Un président «social-démocrate»

Déception pour les amateurs de potins (et la presse étrangère). Lors de ses traditionnels voeux à la presse, hier après-midi, François Hollande s’est peu confié sur ses déboires conjugaux. Aujourd’hui, on sait seulement que lui et Valérie Trierweiler vivent des «moment douloureux».

Le président a promis plus de précisions d’ici sa visite aux États-Unis, le 11 février. En attendant, d’autres hebdos s’emparent du sujet, certains annonçant même déjà la séparation du couple présidentiel

Mais cette conférence très attendue, c’était aussi celle d’un président qui se dit aujourd’hui… «social-démocrate», terme inédit pour la gauche française. Entre diminution des dépenses publiques et éloge de l’offre et de la production, le chef socialiste a piqué le vocabulaire de ses adversaires de droite.

Est-ce que la gauche n’aurait pas à se préoccuper de l’offre ? Est-ce que la gauche, ce serait une caricature d’elle-même ? En disant, voilà, nous, on va augmenter les impôts, on va creuser les déficits, on va alourdir la dette ? Ce serait ça, une politique de gauche ?

Pour relancer l’économie et diminuer le chômage, le président mise particulièrement sur un «pacte de responsabilité». En gros, les entreprises qui embaucheront seront récompensées… par une diminution de leurs charges fiscales.
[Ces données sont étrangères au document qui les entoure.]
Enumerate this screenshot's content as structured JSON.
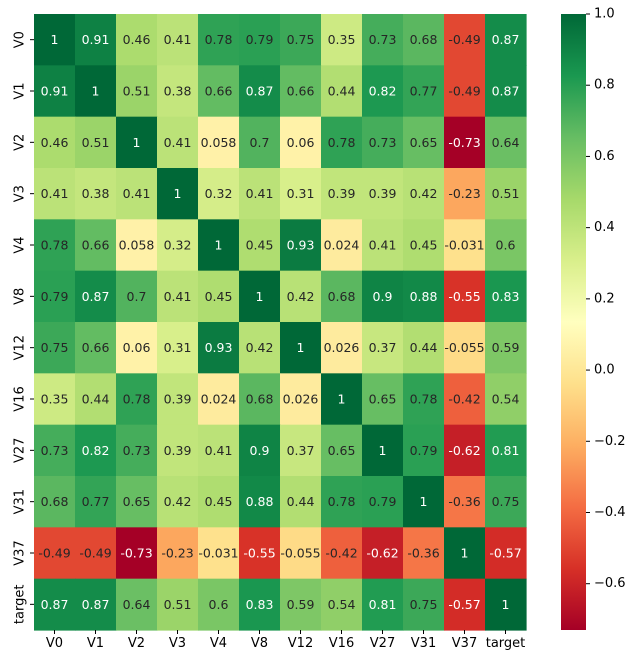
{
  "chart_data": {
    "type": "heatmap",
    "title": "",
    "xlabel": "",
    "ylabel": "",
    "rows": [
      "V0",
      "V1",
      "V2",
      "V3",
      "V4",
      "V8",
      "V12",
      "V16",
      "V27",
      "V31",
      "V37",
      "target"
    ],
    "cols": [
      "V0",
      "V1",
      "V2",
      "V3",
      "V4",
      "V8",
      "V12",
      "V16",
      "V27",
      "V31",
      "V37",
      "target"
    ],
    "values": [
      [
        1,
        0.91,
        0.46,
        0.41,
        0.78,
        0.79,
        0.75,
        0.35,
        0.73,
        0.68,
        -0.49,
        0.87
      ],
      [
        0.91,
        1,
        0.51,
        0.38,
        0.66,
        0.87,
        0.66,
        0.44,
        0.82,
        0.77,
        -0.49,
        0.87
      ],
      [
        0.46,
        0.51,
        1,
        0.41,
        0.058,
        0.7,
        0.06,
        0.78,
        0.73,
        0.65,
        -0.73,
        0.64
      ],
      [
        0.41,
        0.38,
        0.41,
        1,
        0.32,
        0.41,
        0.31,
        0.39,
        0.39,
        0.42,
        -0.23,
        0.51
      ],
      [
        0.78,
        0.66,
        0.058,
        0.32,
        1,
        0.45,
        0.93,
        0.024,
        0.41,
        0.45,
        -0.031,
        0.6
      ],
      [
        0.79,
        0.87,
        0.7,
        0.41,
        0.45,
        1,
        0.42,
        0.68,
        0.9,
        0.88,
        -0.55,
        0.83
      ],
      [
        0.75,
        0.66,
        0.06,
        0.31,
        0.93,
        0.42,
        1,
        0.026,
        0.37,
        0.44,
        -0.055,
        0.59
      ],
      [
        0.35,
        0.44,
        0.78,
        0.39,
        0.024,
        0.68,
        0.026,
        1,
        0.65,
        0.78,
        -0.42,
        0.54
      ],
      [
        0.73,
        0.82,
        0.73,
        0.39,
        0.41,
        0.9,
        0.37,
        0.65,
        1,
        0.79,
        -0.62,
        0.81
      ],
      [
        0.68,
        0.77,
        0.65,
        0.42,
        0.45,
        0.88,
        0.44,
        0.78,
        0.79,
        1,
        -0.36,
        0.75
      ],
      [
        -0.49,
        -0.49,
        -0.73,
        -0.23,
        -0.031,
        -0.55,
        -0.055,
        -0.42,
        -0.62,
        -0.36,
        1,
        -0.57
      ],
      [
        0.87,
        0.87,
        0.64,
        0.51,
        0.6,
        0.83,
        0.59,
        0.54,
        0.81,
        0.75,
        -0.57,
        1
      ]
    ],
    "cell_labels": [
      [
        "1",
        "0.91",
        "0.46",
        "0.41",
        "0.78",
        "0.79",
        "0.75",
        "0.35",
        "0.73",
        "0.68",
        "-0.49",
        "0.87"
      ],
      [
        "0.91",
        "1",
        "0.51",
        "0.38",
        "0.66",
        "0.87",
        "0.66",
        "0.44",
        "0.82",
        "0.77",
        "-0.49",
        "0.87"
      ],
      [
        "0.46",
        "0.51",
        "1",
        "0.41",
        "0.058",
        "0.7",
        "0.06",
        "0.78",
        "0.73",
        "0.65",
        "-0.73",
        "0.64"
      ],
      [
        "0.41",
        "0.38",
        "0.41",
        "1",
        "0.32",
        "0.41",
        "0.31",
        "0.39",
        "0.39",
        "0.42",
        "-0.23",
        "0.51"
      ],
      [
        "0.78",
        "0.66",
        "0.058",
        "0.32",
        "1",
        "0.45",
        "0.93",
        "0.024",
        "0.41",
        "0.45",
        "-0.031",
        "0.6"
      ],
      [
        "0.79",
        "0.87",
        "0.7",
        "0.41",
        "0.45",
        "1",
        "0.42",
        "0.68",
        "0.9",
        "0.88",
        "-0.55",
        "0.83"
      ],
      [
        "0.75",
        "0.66",
        "0.06",
        "0.31",
        "0.93",
        "0.42",
        "1",
        "0.026",
        "0.37",
        "0.44",
        "-0.055",
        "0.59"
      ],
      [
        "0.35",
        "0.44",
        "0.78",
        "0.39",
        "0.024",
        "0.68",
        "0.026",
        "1",
        "0.65",
        "0.78",
        "-0.42",
        "0.54"
      ],
      [
        "0.73",
        "0.82",
        "0.73",
        "0.39",
        "0.41",
        "0.9",
        "0.37",
        "0.65",
        "1",
        "0.79",
        "-0.62",
        "0.81"
      ],
      [
        "0.68",
        "0.77",
        "0.65",
        "0.42",
        "0.45",
        "0.88",
        "0.44",
        "0.78",
        "0.79",
        "1",
        "-0.36",
        "0.75"
      ],
      [
        "-0.49",
        "-0.49",
        "-0.73",
        "-0.23",
        "-0.031",
        "-0.55",
        "-0.055",
        "-0.42",
        "-0.62",
        "-0.36",
        "1",
        "-0.57"
      ],
      [
        "0.87",
        "0.87",
        "0.64",
        "0.51",
        "0.6",
        "0.83",
        "0.59",
        "0.54",
        "0.81",
        "0.75",
        "-0.57",
        "1"
      ]
    ],
    "colormap": "RdYlGn",
    "color_range": [
      -0.73,
      1
    ],
    "colorbar": {
      "ticks": [
        -0.6,
        -0.4,
        -0.2,
        0.0,
        0.2,
        0.4,
        0.6,
        0.8,
        1.0
      ],
      "tick_labels": [
        "−0.6",
        "−0.4",
        "−0.2",
        "0.0",
        "0.2",
        "0.4",
        "0.6",
        "0.8",
        "1.0"
      ]
    },
    "colormap_stops": [
      "#a50026",
      "#d73027",
      "#f46d43",
      "#fdae61",
      "#fee08b",
      "#ffffbf",
      "#d9ef8b",
      "#a6d96a",
      "#66bd63",
      "#1a9850",
      "#006837"
    ],
    "grid": false,
    "legend": "colorbar-right"
  }
}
À ce sujet, le journaliste de La Presse Francis Vailles publie justement, aujourd’hui, une excellente comparaison entre le système fiscal de la France et celui du Québec. Si on constate que l’impôt sur le revenu est sensiblement le même pour les particuliers québécois et français, on découvre à quel point il en est tout autrement pour les entreprises :

Ce sont surtout les charges sociales imposées aux entreprises qui sont beaucoup plus importantes en France qu’au Québec. Dans l’Hexagone, les entreprises doivent verser l’équivalent de 32,5% d’un salaire d’un million d’euros pour les allocations familiales, l’assurance maladie et la retraite d’État, entre autres. Au Québec, en comparaison, ce taux est de 4,54%!

Outre ce «pacte de responsabilité», voici trois autres engagements importants évoqués hier :

  • Une réforme territoriale qui vise à transférer des compétences aux régions, dont le nombre (22) pourrait diminuer. Le but étant de décentraliser un pays jacobin à l’opposé de la décentralisation canadienne.
  • Un projet de loi sur la fin de vie. Le président n’a cependant pas prononcé les mots «euthanasie» ou «suicide assisté». Le sujet est sensible. La débat sera-t-il aussi passionné que pour le mariage homosexuel ?
  • La poursuite de l’intervention en Centrafrique, qui s’avère maintenant beaucoup plus compliquée que prévu sur le terrain.

Voilà de quoi occuper François Hollande et son gouvernement en 2014. Pas trop le temps pour les histoires de coeur…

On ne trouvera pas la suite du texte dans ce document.